A Universe of Sorts

§ Transfinite recursion: Proof

Let $(J, <)$ be a well-ordered set.
Denote by $[0, \alpha)$ the set $\{ j \in J : j < \alpha \}$ as suggestive notation. Similarly $[0, \alpha]$ is the set $\{ j \in J: j \leq \alpha \}$ .
Let $r: (\forall \alpha \in J, [0, \alpha) \rightarrow O) \rightarrow O$ be a recursion formula, which when given a function $f: [0, \alpha) \rightarrow O$ which is well defined on $J$ upto $\alpha$ , produce a value $r(\alpha) \in O$ that extends $f$ to be well defined at $\alpha$ .
We wish to find a function $f(j)$ such that for all $j \in J$ , $f(j) = r([0, j))$ . So this function $f$ is deterined by the recursion principle $r$ . We construct such a function by transfinite induction.

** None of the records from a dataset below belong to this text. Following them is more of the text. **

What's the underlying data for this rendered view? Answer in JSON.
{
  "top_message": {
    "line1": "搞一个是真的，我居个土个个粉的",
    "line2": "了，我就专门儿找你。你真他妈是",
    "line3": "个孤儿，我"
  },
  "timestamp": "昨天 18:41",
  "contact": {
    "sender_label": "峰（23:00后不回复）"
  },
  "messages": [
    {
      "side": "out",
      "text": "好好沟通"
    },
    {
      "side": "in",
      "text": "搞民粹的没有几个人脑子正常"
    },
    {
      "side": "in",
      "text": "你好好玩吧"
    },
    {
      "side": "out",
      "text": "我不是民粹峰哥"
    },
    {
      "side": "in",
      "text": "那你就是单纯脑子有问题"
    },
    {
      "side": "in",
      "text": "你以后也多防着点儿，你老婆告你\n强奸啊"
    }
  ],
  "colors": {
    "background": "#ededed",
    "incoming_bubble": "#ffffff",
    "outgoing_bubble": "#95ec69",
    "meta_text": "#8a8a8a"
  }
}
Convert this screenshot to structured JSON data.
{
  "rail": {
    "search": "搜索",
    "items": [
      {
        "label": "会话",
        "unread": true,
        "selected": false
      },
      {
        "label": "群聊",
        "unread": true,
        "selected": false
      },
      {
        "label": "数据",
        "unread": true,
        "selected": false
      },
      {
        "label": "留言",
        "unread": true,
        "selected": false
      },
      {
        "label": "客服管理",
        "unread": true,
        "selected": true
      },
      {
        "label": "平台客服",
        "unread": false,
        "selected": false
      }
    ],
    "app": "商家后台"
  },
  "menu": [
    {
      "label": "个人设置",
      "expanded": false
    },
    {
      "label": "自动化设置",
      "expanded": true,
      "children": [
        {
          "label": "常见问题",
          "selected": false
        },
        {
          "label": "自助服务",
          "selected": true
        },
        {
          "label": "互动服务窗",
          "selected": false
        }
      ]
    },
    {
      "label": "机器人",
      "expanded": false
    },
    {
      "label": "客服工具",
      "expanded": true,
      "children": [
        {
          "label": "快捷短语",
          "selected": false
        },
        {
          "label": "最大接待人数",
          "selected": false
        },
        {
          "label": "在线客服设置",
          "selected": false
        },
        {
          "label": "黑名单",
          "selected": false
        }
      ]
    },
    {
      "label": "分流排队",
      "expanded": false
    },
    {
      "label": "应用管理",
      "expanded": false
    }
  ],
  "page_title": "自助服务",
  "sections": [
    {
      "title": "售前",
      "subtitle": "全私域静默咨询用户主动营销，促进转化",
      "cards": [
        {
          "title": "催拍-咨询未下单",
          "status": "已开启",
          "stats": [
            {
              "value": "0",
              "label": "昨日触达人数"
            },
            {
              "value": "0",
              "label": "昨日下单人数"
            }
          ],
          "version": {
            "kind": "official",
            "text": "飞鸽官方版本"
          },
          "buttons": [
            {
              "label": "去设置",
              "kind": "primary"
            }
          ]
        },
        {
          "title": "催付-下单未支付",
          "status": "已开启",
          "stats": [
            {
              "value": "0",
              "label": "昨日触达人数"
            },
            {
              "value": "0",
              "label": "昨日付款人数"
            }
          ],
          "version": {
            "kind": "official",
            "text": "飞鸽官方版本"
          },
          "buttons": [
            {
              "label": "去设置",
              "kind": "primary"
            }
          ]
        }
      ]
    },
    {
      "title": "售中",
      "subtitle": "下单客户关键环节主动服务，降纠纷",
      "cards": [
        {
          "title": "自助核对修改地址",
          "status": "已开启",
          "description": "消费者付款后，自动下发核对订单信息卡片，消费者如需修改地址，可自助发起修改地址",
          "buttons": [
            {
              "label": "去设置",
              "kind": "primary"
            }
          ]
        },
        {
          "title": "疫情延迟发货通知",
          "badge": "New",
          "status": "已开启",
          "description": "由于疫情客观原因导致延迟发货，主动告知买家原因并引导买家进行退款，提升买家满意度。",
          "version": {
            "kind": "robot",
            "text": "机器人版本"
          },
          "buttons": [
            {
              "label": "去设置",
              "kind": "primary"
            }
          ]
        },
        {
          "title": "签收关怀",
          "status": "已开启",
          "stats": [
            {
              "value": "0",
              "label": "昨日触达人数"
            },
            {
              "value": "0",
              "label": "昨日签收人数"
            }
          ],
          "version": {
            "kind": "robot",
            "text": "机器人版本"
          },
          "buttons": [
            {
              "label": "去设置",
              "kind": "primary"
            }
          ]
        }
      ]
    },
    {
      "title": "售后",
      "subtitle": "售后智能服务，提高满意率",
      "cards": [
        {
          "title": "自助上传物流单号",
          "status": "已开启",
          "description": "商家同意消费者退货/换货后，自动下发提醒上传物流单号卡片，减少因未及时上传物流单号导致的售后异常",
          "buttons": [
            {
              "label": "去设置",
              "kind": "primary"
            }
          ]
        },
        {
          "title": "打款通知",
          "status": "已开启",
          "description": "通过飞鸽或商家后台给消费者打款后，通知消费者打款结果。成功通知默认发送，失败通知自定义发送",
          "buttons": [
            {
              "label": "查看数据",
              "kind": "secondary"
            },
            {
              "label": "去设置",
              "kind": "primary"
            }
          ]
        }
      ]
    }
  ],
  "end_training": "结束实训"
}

Let $J_0 \subseteq J$ be the set of $j \in J$ such that there exists a function $f_j: [0, j] \rightarrow O$ (see the closed interval!), which obeys the recursion formula upto $j$ . That is, for all other $k \leq j$ , we have that $f_j(k) = r(f_j|[0, k))$ . Choose $k \leq j$ so that we check that $f_j(j) = r(f_j|[0, j))$ .
Claim: the set $J_0$ is inductive.
Let $[0, j) \subseteq J_0$ . Thus, for all $k < j$ , there is a function $f_k: [0, k] \rightarrow O$ such that $f_k(l) = r(f_k|[0, l))$ .
We must show that $j \in J_0$ . So we must construct a function $f_j: [0, j] \rightarrow O$ such that ... (reader: fill in the blanks).
Handwavy: note that the set of functions $\{ f_k : k \in [0, j) \}$ all agree on their outputs since their outputs are determined by the recursion formula (Foraal: we can first prove that any function that satisfies the recursion scheme is uniquely defined).
Thus, we can build the function $g_j: [0, j) \rightarrow O$ given by $g_j \equiv \cup_{k \in [0, j)} f_j$ . That is, we literally take the "set union" of the functions as ordered pairs, as the functions are all compatible. This gives us a function defined upto $j$ .
The value of $f_j$ at $j$ must be $r(g_j)$ . So we finally define $f_j \equiv g_j \cup \{ (j, r(g_j) \}$ . This is a uniquely defined function as $r$ is a function: $r: [0, j) \rightarrow O$ thus produces a unique output for a unique input $g(j)$ .
We have a function $f_j$ that obeys the recursion schema: (1) at $j$ , it is defined to obey the recursion schema; At $k < j$ , it is written as union of prior $f_k$ which obey recursion schema by transfinite induction hypothesis.
Thus, we have $j \in J_0$ , witnessed by $f_j$ .
We have fulfilled the induction hypothesis. So $J_0 = J$ , and we have a set of function $\{ f_j : j \in J \}$ , all of which are compatible with each other and obey the recursion schema. We take their unions and define $f \equiv \cup_j f_j$ and we are done!